Barisan Pengawal Negara Sumatera Timur
Barisan Pengawal Negara Sumatera Timur adalah kesatuan militer yang berasal dari masyarakat Negara Sumatera Timur. Dibentuk pada tanggal 1 November 1947 oleh Negara Sumatera Timur atas persetujuan dari Gubernur Jenderal Hindia Belanda. Korps ini lebih dikenal sebagai Blaupijepers karena warna seragamnya yang bewarna biru. Barisan Pengawal Negara Sumatera Timur terbentuk ketika terjadinya kekacauan yang melanda wilayah Sumatera Timur akibat adanya Agresi Militer Belanda I pada Juli 1947 . Barisan tersebut bertugas sebagai Korps Keamanan dan bertanggung jawab atas keamanan Negara Sumatera Timur. Barisan ini juga bertugas membantu pasukan Belanda dalam mensuplai dalam urusan logistik (makanan dan minuman) saat terjadinya perang di dalam negeri serta menjaga pos pertahanan milik Belanda.

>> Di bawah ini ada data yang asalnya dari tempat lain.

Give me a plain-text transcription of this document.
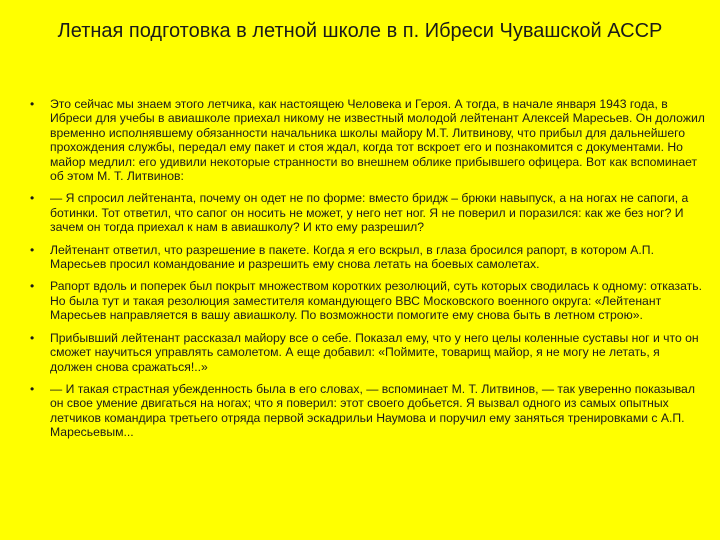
Летная подготовка в летной школе в п. Ибреси Чувашской АССР
•	Это сейчас мы знаем этого летчика, как настоящею Человека и Героя. А тогда, в начале января 1943 года, в Ибреси для учебы в авиашколе приехал никому не известный молодой лейтенант Алексей Маресьев. Он доложил временно исполнявшему обязанности начальника школы майору М.Т. Литвинову, что прибыл для дальнейшего прохождения службы, передал ему пакет и стоя ждал, когда тот вскроет его и познакомится с документами. Но майор медлил: его удивили некоторые странности во внешнем облике прибывшего офицера. Вот как вспоминает об этом М. Т. Литвинов:
•	— Я спросил лейтенанта, почему он одет не по форме: вместо бридж – брюки навыпуск, а на ногах не сапоги, а ботинки. Тот ответил, что сапог он носить не может, у него нет ног. Я не поверил и поразился: как же без ног? И зачем он тогда приехал к нам в авиашколу? И кто ему разрешил?
•	Лейтенант ответил, что разрешение в пакете. Когда я его вскрыл, в глаза бросился рапорт, в котором А.П. Маресьев просил командование и разрешить ему снова летать на боевых самолетах.
•	Рапорт вдоль и поперек был покрыт множеством коротких резолюций, суть которых сводилась к одному: отказать. Но была тут и такая резолюция заместителя командующего ВВС Московского военного округа: «Лейтенант Маресьев направляется в вашу авиашколу. По возможности помогите ему снова быть в летном строю».
•	Прибывший лейтенант рассказал майору все о себе. Показал ему, что у него целы коленные суставы ног и что он сможет научиться управлять самолетом. А еще добавил: «Поймите, товарищ майор, я не могу не летать, я должен снова сражаться!..»
•	— И такая страстная убежденность была в его словах, — вспоминает М. Т. Литвинов, — так уверенно показывал он свое умение двигаться на ногах; что я поверил: этот своего добьется. Я вызвал одного из самых опытных летчиков командира третьего отряда первой эскадрильи Наумова и поручил ему заняться тренировками с А.П. Маресьевым...
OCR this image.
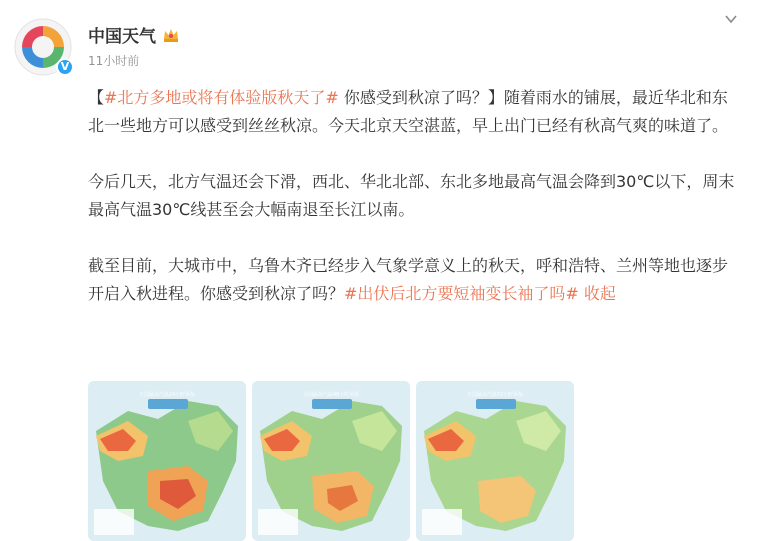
V
中国天气
11小时前

【#北方多地或将有体验版秋天了# 你感受到秋凉了吗？】随着雨水的铺展，最近华北和东北一些地方可以感受到丝丝秋凉。今天北京天空湛蓝，早上出门已经有秋高气爽的味道了。

今后几天，北方气温还会下滑，西北、华北北部、东北多地最高气温会降到30℃以下，周末最高气温30℃线甚至会大幅南退至长江以南。

截至目前，大城市中，乌鲁木齐已经步入气象学意义上的秋天，呼和浩特、兰州等地也逐步开启入秋进程。你感受到秋凉了吗？#出伏后北方要短袖变长袖了吗# 收起

全国最高气温24小时预报	全国最高气温48小时预报	全国最高气温72小时预报
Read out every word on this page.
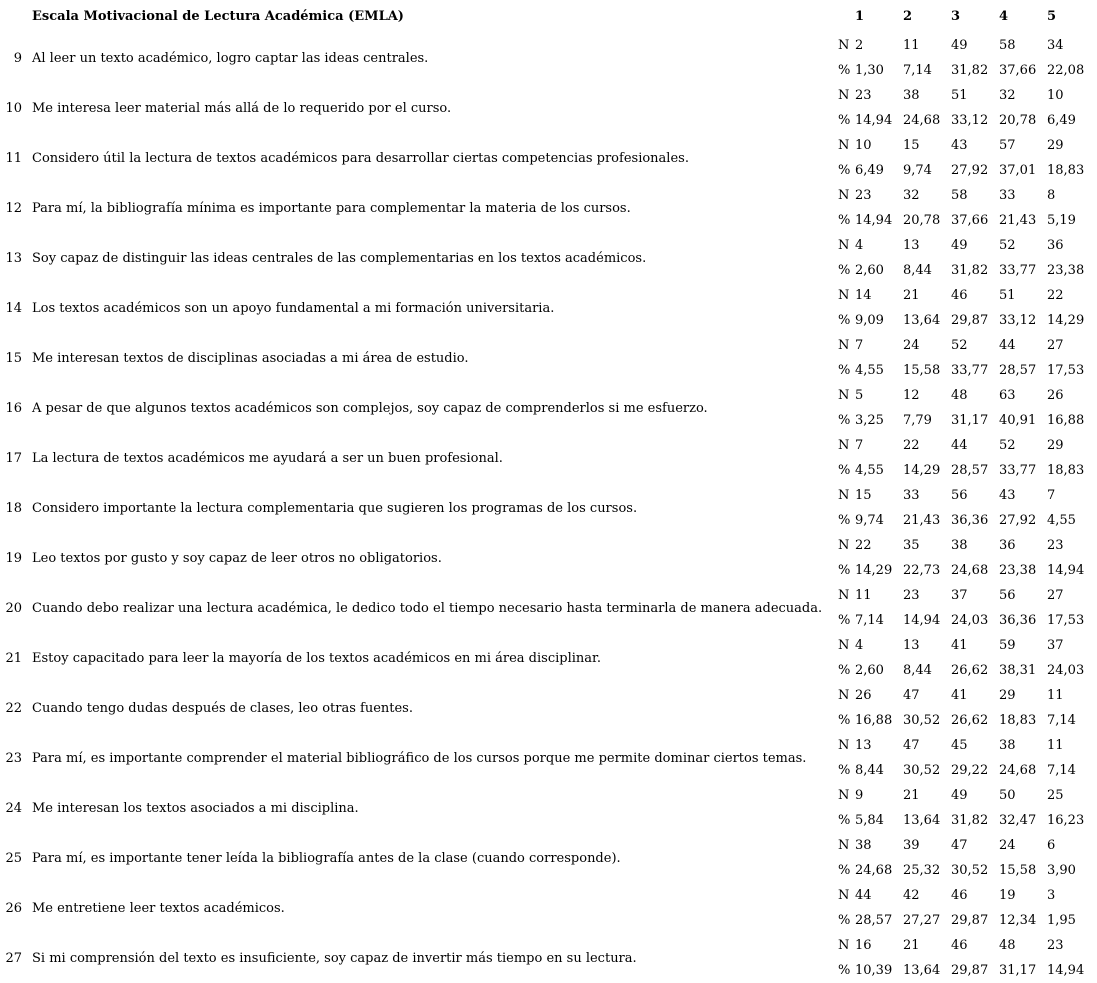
Escala Motivacional de Lectura Académica (EMLA)	1	2	3	4	5
9 Al leer un texto académico, logro captar las ideas centrales.
N 2	11	49	58	34
% 1,30	7,14	31,82 37,66 22,08
10 Me interesa leer material más allá de lo requerido por el curso.
N 23	38	51	32	10
% 14,94 24,68 33,12 20,78 6,49
11 Considero útil la lectura de textos académicos para desarrollar ciertas competencias profesionales.
N 10	15	43	57	29
% 6,49	9,74	27,92 37,01 18,83
12 Para mí, la bibliografía mínima es importante para complementar la materia de los cursos.
N 23	32	58	33	8
% 14,94 20,78 37,66 21,43 5,19
13 Soy capaz de distinguir las ideas centrales de las complementarias en los textos académicos.
N 4	13	49	52	36
% 2,60	8,44	31,82 33,77 23,38
14 Los textos académicos son un apoyo fundamental a mi formación universitaria.
N 14	21	46	51	22
% 9,09	13,64 29,87 33,12 14,29
15 Me interesan textos de disciplinas asociadas a mi área de estudio.
N 7	24	52	44	27
% 4,55	15,58 33,77 28,57 17,53
16 A pesar de que algunos textos académicos son complejos, soy capaz de comprenderlos si me esfuerzo.
N 5	12	48	63	26
% 3,25	7,79	31,17 40,91 16,88
17 La lectura de textos académicos me ayudará a ser un buen profesional.
N 7	22	44	52	29
% 4,55	14,29 28,57 33,77 18,83
18 Considero importante la lectura complementaria que sugieren los programas de los cursos.
N 15	33	56	43	7
% 9,74	21,43 36,36 27,92 4,55
19 Leo textos por gusto y soy capaz de leer otros no obligatorios.
N 22	35	38	36	23
% 14,29 22,73 24,68 23,38 14,94
20 Cuando debo realizar una lectura académica, le dedico todo el tiempo necesario hasta terminarla de manera adecuada.
N 11	23	37	56	27
% 7,14	14,94 24,03 36,36 17,53
21 Estoy capacitado para leer la mayoría de los textos académicos en mi área disciplinar.
N 4	13	41	59	37
% 2,60	8,44	26,62 38,31 24,03
22 Cuando tengo dudas después de clases, leo otras fuentes.
N 26	47	41	29	11
% 16,88 30,52 26,62 18,83 7,14
23 Para mí, es importante comprender el material bibliográfico de los cursos porque me permite dominar ciertos temas.
N 13	47	45	38	11
% 8,44	30,52 29,22 24,68 7,14
24 Me interesan los textos asociados a mi disciplina.
N 9	21	49	50	25
% 5,84	13,64 31,82 32,47 16,23
25 Para mí, es importante tener leída la bibliografía antes de la clase (cuando corresponde).
N 38	39	47	24	6
% 24,68 25,32 30,52 15,58 3,90
26 Me entretiene leer textos académicos.
N 44	42	46	19	3
% 28,57 27,27 29,87 12,34 1,95
27 Si mi comprensión del texto es insuficiente, soy capaz de invertir más tiempo en su lectura.
N 16	21	46	48	23
% 10,39 13,64 29,87 31,17 14,94
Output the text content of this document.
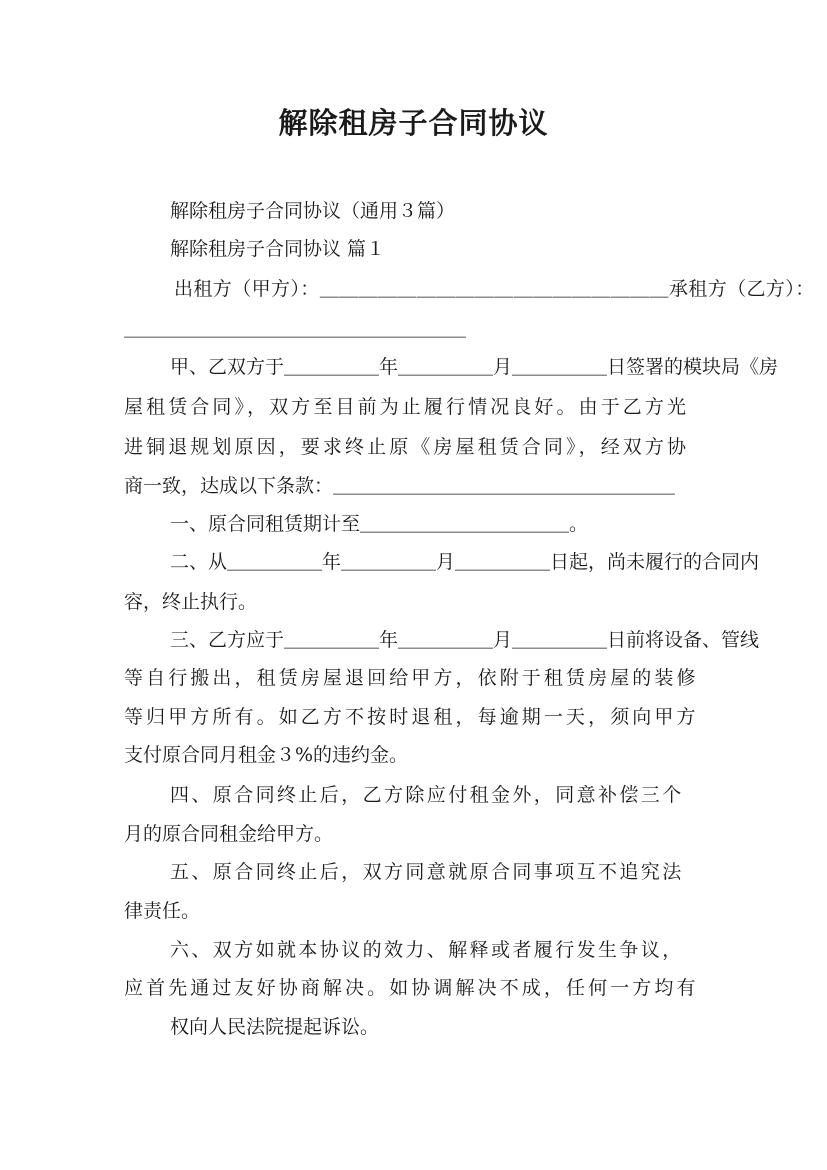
解除租房子合同协议
解除租房子合同协议（通用３篇）
解除租房子合同协议 篇１
出租方（甲方）：＿＿＿＿＿＿＿＿＿＿＿＿＿＿＿＿＿＿承租方（乙方）：
＿＿＿＿＿＿＿＿＿＿＿＿＿＿＿＿＿＿
甲、乙双方于＿＿＿＿＿年＿＿＿＿＿月＿＿＿＿＿日签署的模块局《房
屋租赁合同》，双方至目前为止履行情况良好。由于乙方光
进铜退规划原因，要求终止原《房屋租赁合同》，经双方协
商一致，达成以下条款：＿＿＿＿＿＿＿＿＿＿＿＿＿＿＿＿＿＿
一、原合同租赁期计至＿＿＿＿＿＿＿＿＿＿＿。
二、从＿＿＿＿＿年＿＿＿＿＿月＿＿＿＿＿日起，尚未履行的合同内
容，终止执行。
三、乙方应于＿＿＿＿＿年＿＿＿＿＿月＿＿＿＿＿日前将设备、管线
等自行搬出，租赁房屋退回给甲方，依附于租赁房屋的装修
等归甲方所有。如乙方不按时退租，每逾期一天，须向甲方
支付原合同月租金３%的违约金。
四、原合同终止后，乙方除应付租金外，同意补偿三个
月的原合同租金给甲方。
五、原合同终止后，双方同意就原合同事项互不追究法
律责任。
六、双方如就本协议的效力、解释或者履行发生争议，
应首先通过友好协商解决。如协调解决不成，任何一方均有
权向人民法院提起诉讼。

Latar Belakang Pembentukan
Barisan Pengawal Negara Sumatera Timur berhubungan dengan Negara Sumatera Timur. Sebelum menjadi sebuah Negara, wilayah Sumatera Timur terdiri dari 12 wilayah yang sekarang menjadi wilayah di Provinsi Sumatera Utara yaitu: seperti Langkat, Deli Serdang, Asahan, Labuhan Batu, Tanah Karo, Simalungun, Tanjung Balai, Pematang Siantar, Tebing Tinggi, Medan, dan Binjai. Karena wilayahnya yang luas dan strategis akan sumber daya alamya yaitu perkebunan karet dan minyak, maka dengan alasan itu pemerintah Belanda mempertahankan dan membentuk Negara Sumatera Timur.[1] Selain itu terjadinya agresi militer Belanda I membuat masyarakat dan bangsawan Simalungun mati mengenaskan akibat Agresi Militer Belanda I. Pemerintah Republik tidak mampu menghentikan kekerasan akibat agresi militer Belanda I, maka masyarakat Sumatera Timur menginginkan sebuah revolusi dengan terbentuknya Daerah Istimewa Sumatera Timur pada 25 Desember 1947. Pada 15 sampai 17 November tahun 1947 Dewan Sumatera Timur menyelenggarakan sidang dan memilih Tengku Mansur sebagai wali negara dan mengangkat raja Kaliamsyah Sinaga sebagai wakil wali negara Sumatera Timur. Berdasarkan peraturan yang ada dalam Staatsblad No. 14 tahun 1948, Negara Sumatera Timur terbentuk pada Januari 1948.[2]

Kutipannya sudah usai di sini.